Ex-soldier’s deportation to Botswana over speeding offence ‘legally flawed’

Off By Sharon Black

Home secretary must review Border Agency refusal of citizenship to Poloko Hiri which ‘denied him full character test’

A decision to deport a former serving British soldier back to Botswana because of a speeding conviction was legally flawed, the high court ruled on Tuesday, ordering the home secretary to reconsider her decision in accordance with the law.

Sapper Poloko Hiri, 33, who served four years with the British armed forces and who remains in the reserves, had his application for citizenship refused by the UK Border Agency. The agency claimed the sole speeding offence, for which he had received five points and a £100 fine, was evidence of bad character.

Hiri was convicted after being filmed on a traffic camera in 2011 travelling at 81mph in an area where there was a temporary 50mph speed limit. He was driving on the M1 near Swinford, Leicestershire, at 1.21am after leaving Ripon barracks, north Yorkshire to begin Easter leave.

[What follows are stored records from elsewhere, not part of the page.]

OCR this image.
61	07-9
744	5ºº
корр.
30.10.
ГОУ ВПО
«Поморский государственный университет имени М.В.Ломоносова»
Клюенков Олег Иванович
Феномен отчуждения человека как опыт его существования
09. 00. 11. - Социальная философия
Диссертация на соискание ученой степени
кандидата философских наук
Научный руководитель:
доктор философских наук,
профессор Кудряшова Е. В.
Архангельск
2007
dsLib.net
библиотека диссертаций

He said he had feared prosecution and lengthy imprisonment in Botswana under the foreign enlistment act, which made it a criminal offence to act in the military service of another country. He had applied for naturalisation in the UK in February 2012, the high court heard.

His commanding officer, Major Chloe Plimmer, described Hiri as an intelligent, motivated and hard-working soldier with an exemplary record of conduct, who “had his character put to the test … where his peers have had to depend on him in austere and challenging environments”.

But the Home Office refused his application, citing the speeding offence.

Hiri, who has an 18-month-old daughter in Britain with his former girlfriend, served as a military draughtsman with 21 Engineer Regiment. He gave 12 months notice to leave the army in 2011 to study for a degree in architectural technology at London’s South Bank University. He sought a judicial review of the decision by the home secretary, Theresa May.

The judge, Justice Lang, said that the decision in May 2012 by a UK Border Agency official, indicated that the assessment of Hiri’s character was based entirely upon the fact that he had an unspent conviction; there was no reference to any other aspect of his character and background.

“This was not an adequate assessment of the claimant’s character, as required by law. No references were sought from his employer, or his personal referees, and there was no interview with the claimant.”

The judge held that the home secretary “must consider all aspects of the applicant’s character” where “the statutory test is not whether applicants have previous criminal convictions – it is much wider in scope than that”.

Hiri had repeatedly made clear he took full responsibility for the offence, and accepted it had to be taken into account, but asked for that conviction to be weighed in the balance against all of the evidence he had provided for an assessment of his character, the court heard.